Ilter Turkmen, ancien ambassadeur, estime qu'il est "facile, après coup, de critiquer tel ou tel pour ce qui n'a pas été fait. Mais, il n'y a probablement pas moyen de mettre un point final à ce débat parce qu'il n'y a pas d'histoire véritablement objective", a-t-il déclaré à l'AFP. "Je pense qu'une sorte de " comité vérité et réconciliation", regroupant des organisations non gouvernementales, des historiens des deux parties, des représentants des minorités de Turquie et de la diaspora, et des intellectuels pourrait être créé. Non pas dans l'idée de donner une réponse définitive, mais pour instaurer une plate-forme où chacun pourrait exposer son point de vue".

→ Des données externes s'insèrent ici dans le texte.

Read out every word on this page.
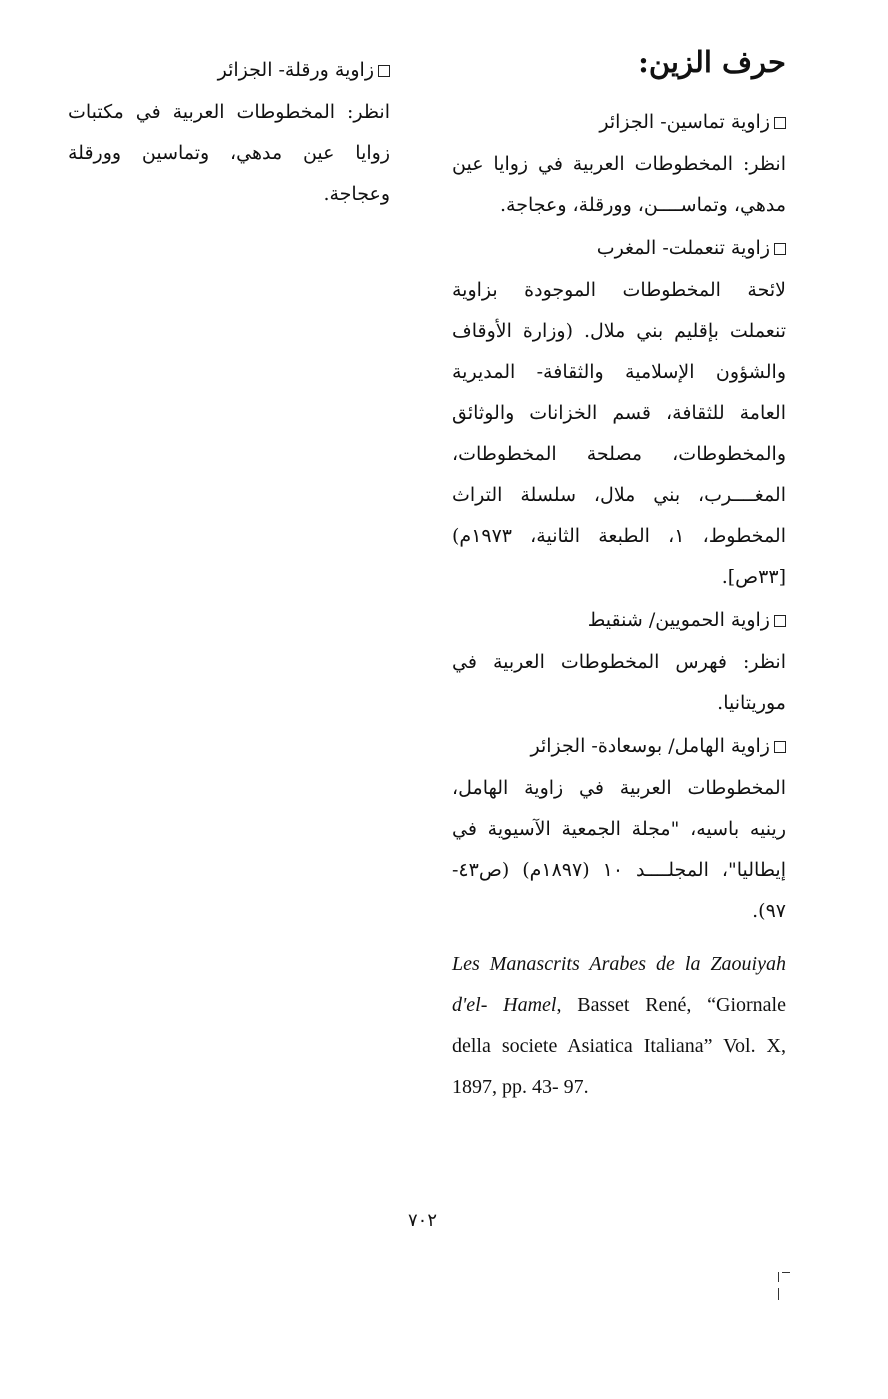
حرف الزين:
زاوية تماسين- الجزائر
انظر: المخطوطات العربية في زوايا عين مدهي، وتماســــن، وورقلة، وعجاجة.
زاوية تنعملت- المغرب
لائحة المخطوطات الموجودة بزاوية تنعملت بإقليم بني ملال. (وزارة الأوقاف والشؤون الإسلامية والثقافة- المديرية العامة للثقافة، قسم الخزانات والوثائق والمخطوطات، مصلحة المخطوطات، المغــــرب، بني ملال، سلسلة التراث المخطوط، ١، الطبعة الثانية، ١٩٧٣م) [٣٣ص].
زاوية الحمويين/ شنقيط
انظر: فهرس المخطوطات العربية في موريتانيا.
زاوية الهامل/ بوسعادة- الجزائر
المخطوطات العربية في زاوية الهامل، رينيه باسيه، "مجلة الجمعية الآسيوية في إيطاليا"، المجلــــد ١٠ (١٨٩٧م) (ص٤٣- ٩٧).
Les Manascrits Arabes de la Zaouiyah d'el- Hamel, Basset René, “Giornale della societe Asiatica Italiana” Vol. X, 1897, pp. 43- 97.
زاوية ورقلة- الجزائر
انظر: المخطوطات العربية في مكتبات زوايا عين مدهي، وتماسين وورقلة وعجاجة.
٧٠٢
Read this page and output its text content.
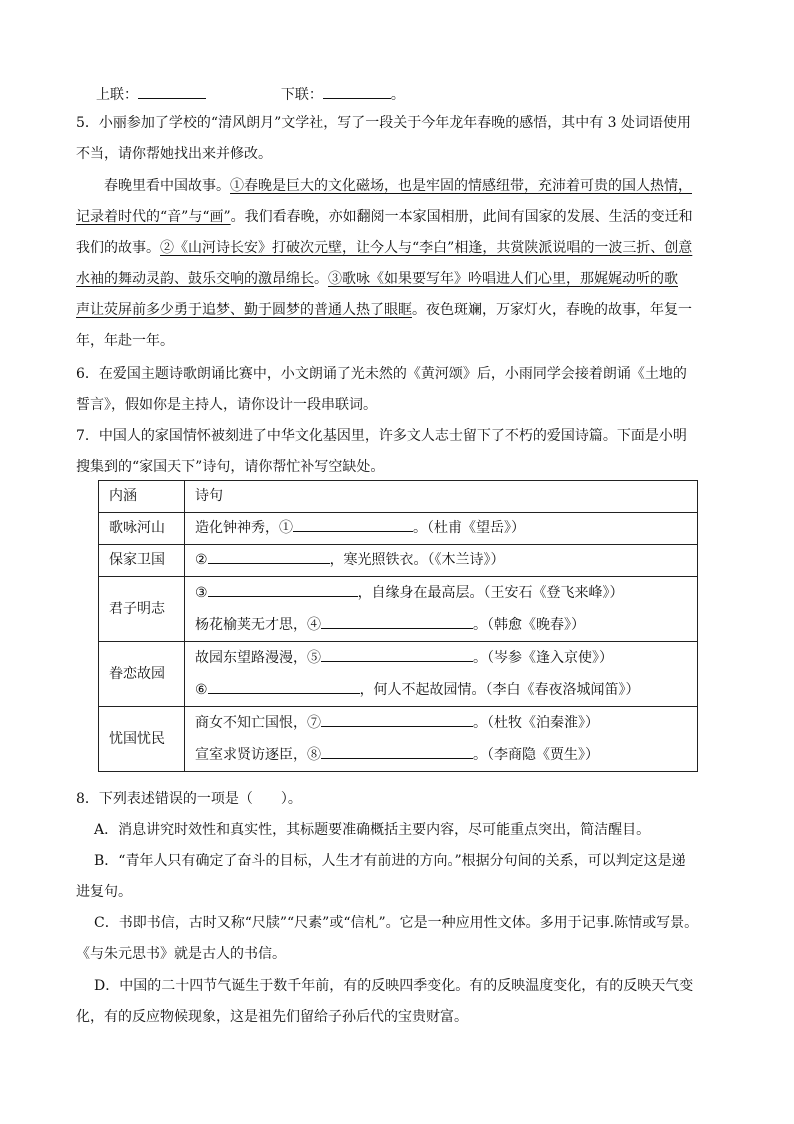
上联：	下联：	。
5．小丽参加了学校的“清风朗月”文学社，写了一段关于今年龙年春晚的感悟，其中有 3 处词语使用
不当，请你帮她找出来并修改。
春晚里看中国故事。①春晚是巨大的文化磁场，也是牢固的情感纽带，充沛着可贵的国人热情，
记录着时代的“音”与“画”。我们看春晚，亦如翻阅一本家国相册，此间有国家的发展、生活的变迁和
我们的故事。②《山河诗长安》打破次元壁，让今人与“李白”相逢，共赏陕派说唱的一波三折、创意
水袖的舞动灵韵、鼓乐交响的激昂绵长。③歌咏《如果要写年》吟唱进人们心里，那娓娓动听的歌
声让荧屏前多少勇于追梦、勤于圆梦的普通人热了眼眶。夜色斑斓，万家灯火，春晚的故事，年复一
年，年赴一年。
6．在爱国主题诗歌朗诵比赛中，小文朗诵了光未然的《黄河颂》后，小雨同学会接着朗诵《土地的
誓言》，假如你是主持人，请你设计一段串联词。
7．中国人的家国情怀被刻进了中华文化基因里，许多文人志士留下了不朽的爱国诗篇。下面是小明
搜集到的“家国天下”诗句，请你帮忙补写空缺处。
内涵	诗句
歌咏河山	造化钟神秀，① 。（杜甫《望岳》）

保家卫国	② ，寒光照铁衣。（《木兰诗》）

君子明志	③ ，自缘身在最高层。（王安石《登飞来峰》）
杨花榆荚无才思，④ 。（韩愈《晚春》）

眷恋故园	故园东望路漫漫，⑤ 。（岑参《逢入京使》）
⑥ ，何人不起故园情。（李白《春夜洛城闻笛》）

忧国忧民	商女不知亡国恨，⑦ 。（杜牧《泊秦淮》）
宣室求贤访逐臣，⑧ 。（李商隐《贾生》）
8．下列表述错误的一项是（　　）。
A．消息讲究时效性和真实性，其标题要准确概括主要内容，尽可能重点突出，简洁醒目。
B．“青年人只有确定了奋斗的目标，人生才有前进的方向。”根据分句间的关系，可以判定这是递
进复句。
C．书即书信，古时又称“尺牍”“尺素”或“信札”。它是一种应用性文体。多用于记事.陈情或写景。
《与朱元思书》就是古人的书信。
D．中国的二十四节气诞生于数千年前，有的反映四季变化。有的反映温度变化，有的反映天气变
化，有的反应物候现象，这是祖先们留给子孙后代的宝贵财富。
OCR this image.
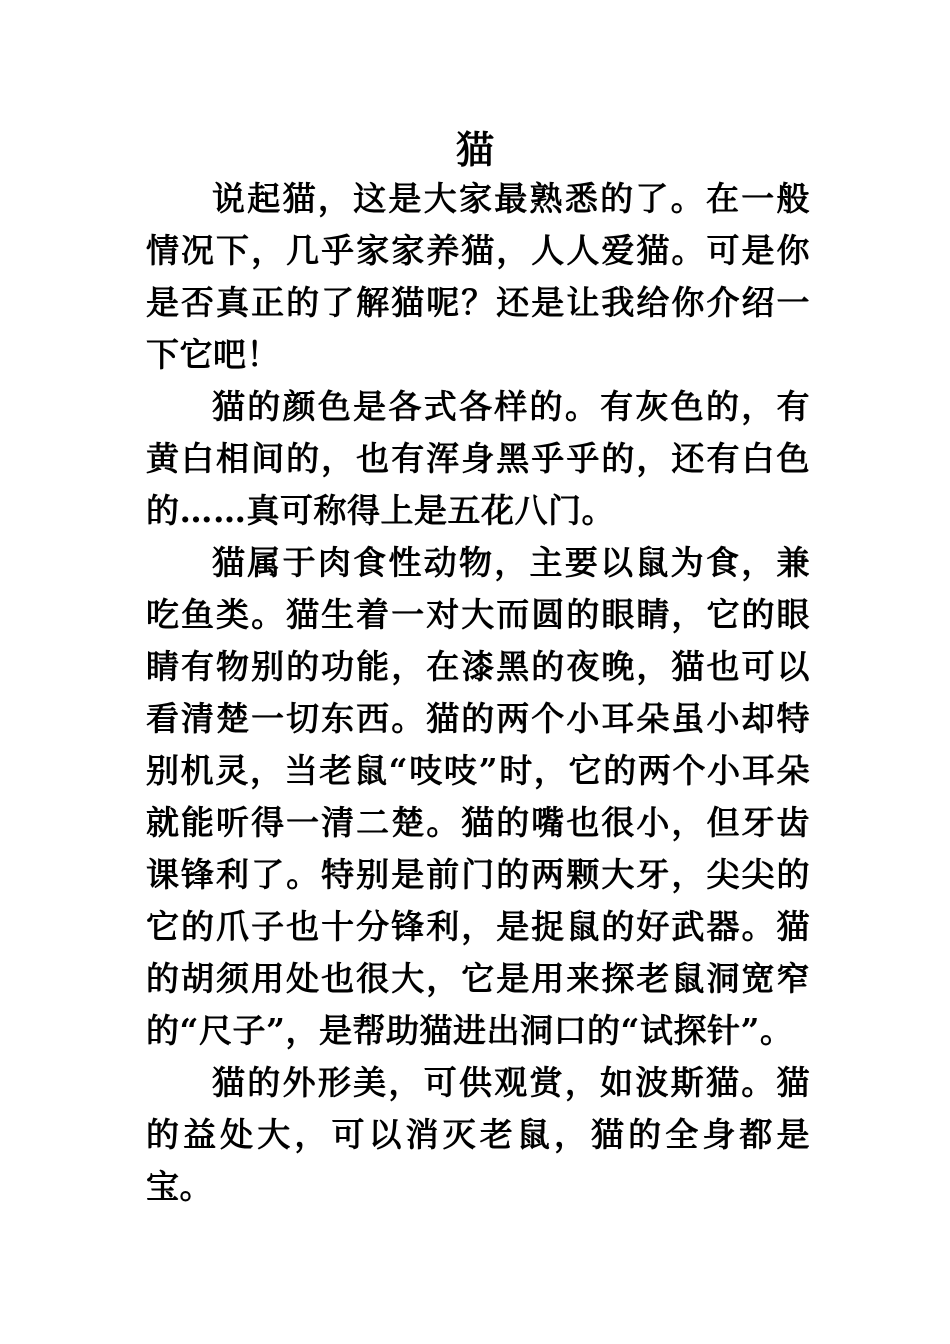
猫

说起猫，这是大家最熟悉的了。在一般情况下，几乎家家养猫，人人爱猫。可是你是否真正的了解猫呢？还是让我给你介绍一下它吧！

猫的颜色是各式各样的。有灰色的，有黄白相间的，也有浑身黑乎乎的，还有白色的……真可称得上是五花八门。

猫属于肉食性动物，主要以鼠为食，兼吃鱼类。猫生着一对大而圆的眼睛，它的眼睛有物别的功能，在漆黑的夜晚，猫也可以看清楚一切东西。猫的两个小耳朵虽小却特别机灵，当老鼠“吱吱”时，它的两个小耳朵就能听得一清二楚。猫的嘴也很小，但牙齿课锋利了。特别是前门的两颗大牙，尖尖的它的爪子也十分锋利，是捉鼠的好武器。猫的胡须用处也很大，它是用来探老鼠洞宽窄的“尺子”，是帮助猫进出洞口的“试探针”。

猫的外形美，可供观赏，如波斯猫。猫的益处大，可以消灭老鼠，猫的全身都是宝。
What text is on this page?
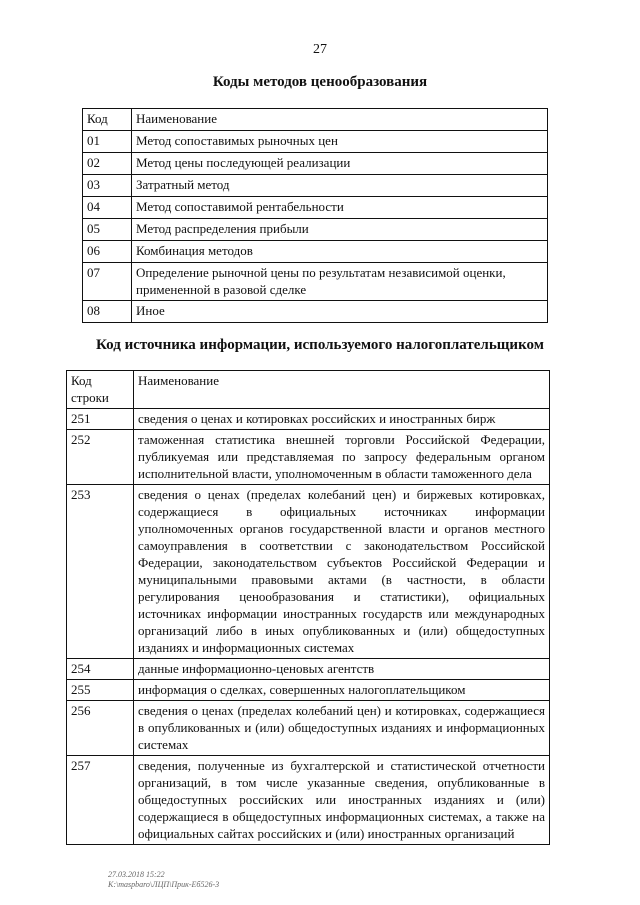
27
Коды методов ценообразования
Код	Наименование
01	Метод сопоставимых рыночных цен
02	Метод цены последующей реализации
03	Затратный метод
04	Метод сопоставимой рентабельности
05	Метод распределения прибыли
06	Комбинация методов
07	Определение рыночной цены по результатам независимой оценки, примененной в разовой сделке
08	Иное
Код источника информации, используемого налогоплательщиком
Код строки	Наименование
251	сведения о ценах и котировках российских и иностранных бирж
252	таможенная статистика внешней торговли Российской Федерации, публикуемая или представляемая по запросу федеральным органом исполнительной власти, уполномоченным в области таможенного дела
253	сведения о ценах (пределах колебаний цен) и биржевых котировках, содержащиеся в официальных источниках информации уполномоченных органов государственной власти и органов местного самоуправления в соответствии с законодательством Российской Федерации, законодательством субъектов Российской Федерации и муниципальными правовыми актами (в частности, в области регулирования ценообразования и статистики), официальных источниках информации иностранных государств или международных организаций либо в иных опубликованных и (или) общедоступных изданиях и информационных системах
254	данные информационно-ценовых агентств
255	информация о сделках, совершенных налогоплательщиком
256	сведения о ценах (пределах колебаний цен) и котировках, содержащиеся в опубликованных и (или) общедоступных изданиях и информационных системах
257	сведения, полученные из бухгалтерской и статистической отчетности организаций, в том числе указанные сведения, опубликованные в общедоступных российских или иностранных изданиях и (или) содержащиеся в общедоступных информационных системах, а также на официальных сайтах российских и (или) иностранных организаций
27.03.2018 15:22
K:\maspbaro\ЛЦП\Прик-Еб526-3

"Ce qui doit être fait, c'est nous réveiller et nous embarquer dans une campagne académique pour prouver que nous avons raison", estimait, le 19 janvier, le journaliste Mehmet Ali Birand dans le quotidien turc anglophone Turkish Daily news. "Ouvrons vraiment et honnêtement nos archives (ottomanes). Montrons que nous n'avons aucune raison d'avoir peur. Réunissons des chercheurs et créons une commission, en invitant les tenants des revendications arméniennes à s'y joindre", lançait-il.

ESBER YAGMURDERELI LIBÉRÉ AU TERME DE LA LOI D’AMNISTIE


L'avocat et écrivain turc Esber Yagmurdereli, emprisonné pour propagande séparatiste pour avoir prôné une solution pacifique à la question kurde, a été libéré, le 18 janvier, au terme de la loi d'amnistie. M. Yagmurdereli, aveugle et âgé de 55 ans, aura passé 16 ans dans les prisons turques.

Il a quitté la prison de Cankiri, à une centaine de km au nord-est d'Ankara, après qu'un tribunal eut répondu favorablement à une requête de son avocat demandant le bénéfice de la loi d'amnistie entrée en vigueur le mois dernier.

Esber Yagmurdereli, membre du Pen Club International et lauréat du Prix international des droits de l'Homme Ludovic Trarieux de l'Institut des droits de l'Homme du barreau de Bordeaux et l'Union des avocats européens, purgeait depuis 1997 une nouvelle peine de 17 ans de prison. Il avait déjà passé treize ans en prison, de 1978 à 1991, pour "activité subversive armée".

"Je suis content de retrouver la liberté. Ces trois dernières années en prison ont été difficiles", a-t-il dit à la presse devant le pénitencier. Le président tchèque Vaclav Havel, qui est également dramaturge et a passé de nombreuses années en prison sous le régime communiste, avait demandé aux dirigeants turcs sa libération, lors d'une visite en octobre en Turquie.